6 thoughts on “de Le√≥n’s Bill is Misdirected – Who Can Buy Ammo Is More Important”

  1. Indeed, it would be fantastic if CCWs were required to buy ammo in this state. It would give CA the strongest ammo control law in the nation. We would be the first state to require a full crim. background check, LiveScan fingerprinting, and documented training, before anyone could even buy handgun ammo. This is a sensible gun law that I can support.

  2. I agree with the idea of requiring a permit to purchase ammo, but I don’t understand how you can promote that and not restrict internet sales. It would be like selling hard alcohol and opiates over the web.

  3. In CA switchblades and hi-cap magazines are illegal for citizens but legal for law enforcement, and both items are sold online as well as in stores. The online sales require you to send a hard copy of your law enforcement credentials to the company before they will sell to you (both items are legal in many part of the country so this is a CA specific rule) and once they have that on file they will sell to you. I’d imagine ammo sales would work much the same way. Remember we’re not talking about something that can be sent from anywhere in the world, ammo is already pretty regulated even online.

  4. Sorry Sean, Love ya like a bro, but I gotta bat against you on this.

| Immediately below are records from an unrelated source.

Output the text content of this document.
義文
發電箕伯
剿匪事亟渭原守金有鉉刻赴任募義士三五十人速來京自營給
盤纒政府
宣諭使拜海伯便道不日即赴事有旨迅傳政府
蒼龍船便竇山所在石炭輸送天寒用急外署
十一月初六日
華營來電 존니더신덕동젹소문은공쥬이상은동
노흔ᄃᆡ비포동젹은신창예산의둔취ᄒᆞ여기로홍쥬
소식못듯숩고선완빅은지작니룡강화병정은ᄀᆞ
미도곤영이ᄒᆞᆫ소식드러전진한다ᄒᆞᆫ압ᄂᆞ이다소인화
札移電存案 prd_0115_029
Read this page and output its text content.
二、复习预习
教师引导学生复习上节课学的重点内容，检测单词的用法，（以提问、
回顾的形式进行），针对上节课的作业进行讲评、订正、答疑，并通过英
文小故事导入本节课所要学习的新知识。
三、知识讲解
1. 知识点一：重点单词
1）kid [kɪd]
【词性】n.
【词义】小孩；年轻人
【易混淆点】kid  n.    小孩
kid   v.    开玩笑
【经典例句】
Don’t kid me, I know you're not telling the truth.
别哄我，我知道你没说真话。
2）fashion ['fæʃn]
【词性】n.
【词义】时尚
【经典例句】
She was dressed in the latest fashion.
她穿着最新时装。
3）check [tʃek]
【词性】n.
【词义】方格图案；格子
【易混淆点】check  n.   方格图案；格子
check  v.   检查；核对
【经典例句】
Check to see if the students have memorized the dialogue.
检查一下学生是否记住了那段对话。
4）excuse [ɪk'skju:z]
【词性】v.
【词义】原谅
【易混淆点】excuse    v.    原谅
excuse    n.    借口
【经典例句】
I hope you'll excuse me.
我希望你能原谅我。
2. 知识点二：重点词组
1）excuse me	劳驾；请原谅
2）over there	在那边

    I know where you are going with this, and using this kind of bill to force shall issue CCW legislation is not the answer. It will not get the support from either camp, and it is totally unenforceable, like all other laws that the Democrats fart out of their heads.

    What about reloaders? What about Cowboy Action shooters who aren’t interested in CCW’s?

    You have to look at CCW issuance rates in the Shall issue states…they are not much higher than California is, and the most liberal of the Shall Issue states hover around 10%. Thats far less than the number of gun owners in the US.

  5. A little bit of info.

    Washington DC has outlawed Ammunition except in the following circumstances:

    Reference is made to information provided on the web site regarding to the District of Columbia. Please take note that the District of Columbia Criminal Law and Procedure, Chapter 7-2506.01 states,

    No person shall possess ammunition in the District of Columbia unless:
    (1) He is a licensed dealer pursuant to subchapter IV;
    (2) He is an officer, agent, or employee of the District of Columbia or the United States of America, on duty and acting within the scope of his duties when possessing such ammunition;
    (3) He is the holder of the valid registration certificate for a firearm of the same gauge or caliber as the ammunition he possesses; except, that no such person shall possess restricted pistol bullets; or
    (4) He holds an ammunition collector’s certificate on September 24, 1976.

    They also have CCW’s available, but seriously restricted.

    Handgun laws are so strict that it is actually illegal to transport a gun within your own property.

    And we all know how effective Washington D.C. was at dealing with thier violent crime issues…

  6. Very interesting read, but restricting the outlets that sell ammunition may be a good way to go. Look at UT and its state run liqour store. Maybe weed down to a few select retailers and have constant supervision of their sales will help curb some of the ammo from being used wrong.

    Note I say curb. If we regulate the hell out of the sales crooks will still have ample ammo. We have 3 states bordering us where one can get their ammo and bring it back here where the criminal can take what he needs for his own uses and then sell on a black market.

    Don’t think it will happen? HA! Take a look at what govt documents you can buy unchecked on the local black market and tell me that ammo won’t continue to flow freely.

    Nice try but in the end the crooks only are inconvenienced a bit. I am so glad you are bringing this topic up for discussion. Who knows maybe a reader will get an idea and find a way to make it work up in SAC.